Accidents on construction sites are all too common. In the period 2012/3 148 people were killed as a result of an accident at work. 39 of these worked in the construction industry. According to statistics from the Health and Safety Executive, although it accounts for only about 5% of the employees in Britain the industry accounts for 27% of fatal injuries to employees and 10% of reported major injuries.
The incident on Monday was a tragic accident that made the headlines. But there are other hazards faced by construction workers that don’t appear in the news. Construction workers can be exposed to various hazardous agents that can have a major impact on their health, the most important including
- asbestos – although no longer used in Europe it can be present in older buildings and workers can be exposed to asbestos containing dust during refurbishment and demolition work
- respirable crystalline silica – present in many materials used in construction of buildings
- diesel exhaust emissions – diesel powered vehicles and equipment are commonly used on construction sites
According to the HSE exposure to these agents has resulted in
- About 3 700 occupational cancer cases are estimated to arise each year as a result of past exposures in the construction sector;
- There were an estimated 74 thousand total cases and 31 thousand new cases of work-related ill health during 2012/13
- over 500 construction workers are believed to die from exposure to silica dust every year.
Construction workers can also be exposed to other chemicals, such as solvents which are present in paints, adhesives and other products. And they can be exposed to physical hazards such as noise, vibration and solar radiation.
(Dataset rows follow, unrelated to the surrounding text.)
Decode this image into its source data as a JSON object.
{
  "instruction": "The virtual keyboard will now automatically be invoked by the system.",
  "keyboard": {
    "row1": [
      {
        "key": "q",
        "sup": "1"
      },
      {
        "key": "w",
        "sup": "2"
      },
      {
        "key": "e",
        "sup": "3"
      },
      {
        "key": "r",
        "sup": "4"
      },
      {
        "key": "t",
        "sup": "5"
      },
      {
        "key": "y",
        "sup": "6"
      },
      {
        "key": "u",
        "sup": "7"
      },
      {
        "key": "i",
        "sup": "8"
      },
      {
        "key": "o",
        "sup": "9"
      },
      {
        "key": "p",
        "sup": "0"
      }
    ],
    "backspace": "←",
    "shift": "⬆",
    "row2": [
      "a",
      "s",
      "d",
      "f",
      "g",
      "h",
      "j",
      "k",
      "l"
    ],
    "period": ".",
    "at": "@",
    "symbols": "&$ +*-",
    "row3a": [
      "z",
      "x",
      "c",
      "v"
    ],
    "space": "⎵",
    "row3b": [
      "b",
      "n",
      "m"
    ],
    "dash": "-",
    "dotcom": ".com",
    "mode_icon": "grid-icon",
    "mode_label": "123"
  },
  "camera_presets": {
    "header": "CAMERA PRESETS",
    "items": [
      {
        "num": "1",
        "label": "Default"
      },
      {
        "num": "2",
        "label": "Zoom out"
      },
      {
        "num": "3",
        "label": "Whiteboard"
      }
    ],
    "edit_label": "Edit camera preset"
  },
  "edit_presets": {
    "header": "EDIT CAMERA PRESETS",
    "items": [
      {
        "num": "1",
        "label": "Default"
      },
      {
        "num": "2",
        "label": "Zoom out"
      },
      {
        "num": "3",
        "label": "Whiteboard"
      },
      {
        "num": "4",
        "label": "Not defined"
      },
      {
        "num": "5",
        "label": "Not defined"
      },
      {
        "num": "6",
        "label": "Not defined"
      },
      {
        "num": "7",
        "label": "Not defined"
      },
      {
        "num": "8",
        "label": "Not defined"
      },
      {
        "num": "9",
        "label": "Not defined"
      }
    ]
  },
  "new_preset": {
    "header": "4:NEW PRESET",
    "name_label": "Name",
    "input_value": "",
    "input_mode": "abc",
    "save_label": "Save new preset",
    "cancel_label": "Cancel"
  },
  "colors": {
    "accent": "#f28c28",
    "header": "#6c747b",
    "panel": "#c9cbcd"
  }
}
The health effects from all these agents don’t appear over night. They are long term, sometimes only appearing many years after first exposure. So it’s easy to ignore them – but they are responsible for considerable more deaths than accidents at work. An article in the Observer last Sunday reported that last year there were 2,500 deaths due to asbestos exposure, 500 due to respirable crystalline silica exposure and 200 from diesel exhaust emissions. So 3,200 deaths due to exposure to hazardous substances compared to 39 due to accidents. A ratio of more than 80 to 1.
And it’s not just about fatalities. Occupational disease also affect quality of life. The HSE has estimated that averaged over the period 2009/10 to 2011/12 74,000 people whose current or most recent job in the last year was in construction, suffered from an illness (longstanding and new cases) which was caused or made worse by this job.
It’s important that employers make strenuous efforts to ensure the safety of their employees while working on construction sites to prevent tragedies like the accident that occurred last Monday. But, in addition, more attention needs to be paid to those health risks.